Si tratta quindi di favorire e coltivare una cultura dell’Hta?
Dopo più di vent’anni, la cultura dell’Hta comincia ad essere robusta e anche i clinici sono molto interessati a conoscere ed approfondire. Cosa diversa è chiederci se abbiamo sufficienti competenze tecniche per utilizzarlo in maniera massiccia. Ecco, su questo occorre indubbiamente investire ancora, perché il numero di persone da inserire nei gruppi di lavoro di Agenas, del Ministero della Salute, delle Regioni e dei nuclei regionali di Hta, non è ancora sufficiente. Quindi c’è da fare, certamente, un investimento sulle competenze tecnico-professionali. Il messaggio però è passato.
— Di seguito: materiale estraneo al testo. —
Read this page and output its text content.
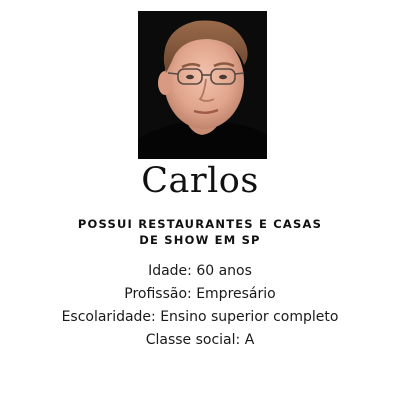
Carlos
POSSUI RESTAURANTES E CASAS DE SHOW EM SP
Idade: 60 anos
Profissão: Empresário
Escolaridade: Ensino superior completo
Classe social: A
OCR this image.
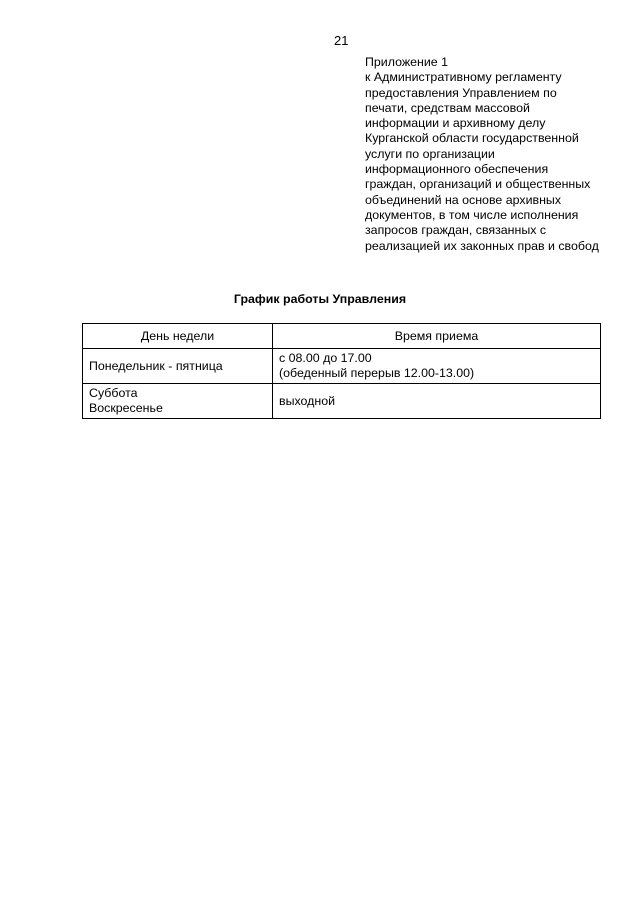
21
Приложение 1
к Административному регламенту
предоставления Управлением по
печати, средствам массовой
информации и архивному делу
Курганской области государственной
услуги по организации
информационного обеспечения
граждан, организаций и общественных
объединений на основе архивных
документов, в том числе исполнения
запросов граждан, связанных с
реализацией их законных прав и свобод
График работы Управления
День недели	Время приема

Понедельник - пятница	с 08.00 до 17.00
(обеденный перерыв 12.00-13.00)

Суббота
Воскресенье	выходной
Ora abbiamo il Nuovo regolamento europeo e il Piano nazionale Hta che possono imprimere una nuova accelerazione?
Qui bisogna capire chi traina che cosa. Da un certo punto di vista, infatti, il programma europeo potrebbe senza dubbio favorire l’accelerazione del modello di Hta nazionale, ma dall’altro lato è anche vero il contrario: un programma nazionale di Hta per i dispositivi medici impostato in maniera robusta e convincente, opportunamente finanziato, può offrire un grande contributo a livello europeo. L’Italia è un grande Paese, e se unisce le forze con Francia e Germania battezzando positivamente il programma europeo, l’impatto potrebbe essere enorme. Ad oggi abbiamo tutto pronto a partire. Manca davvero poco.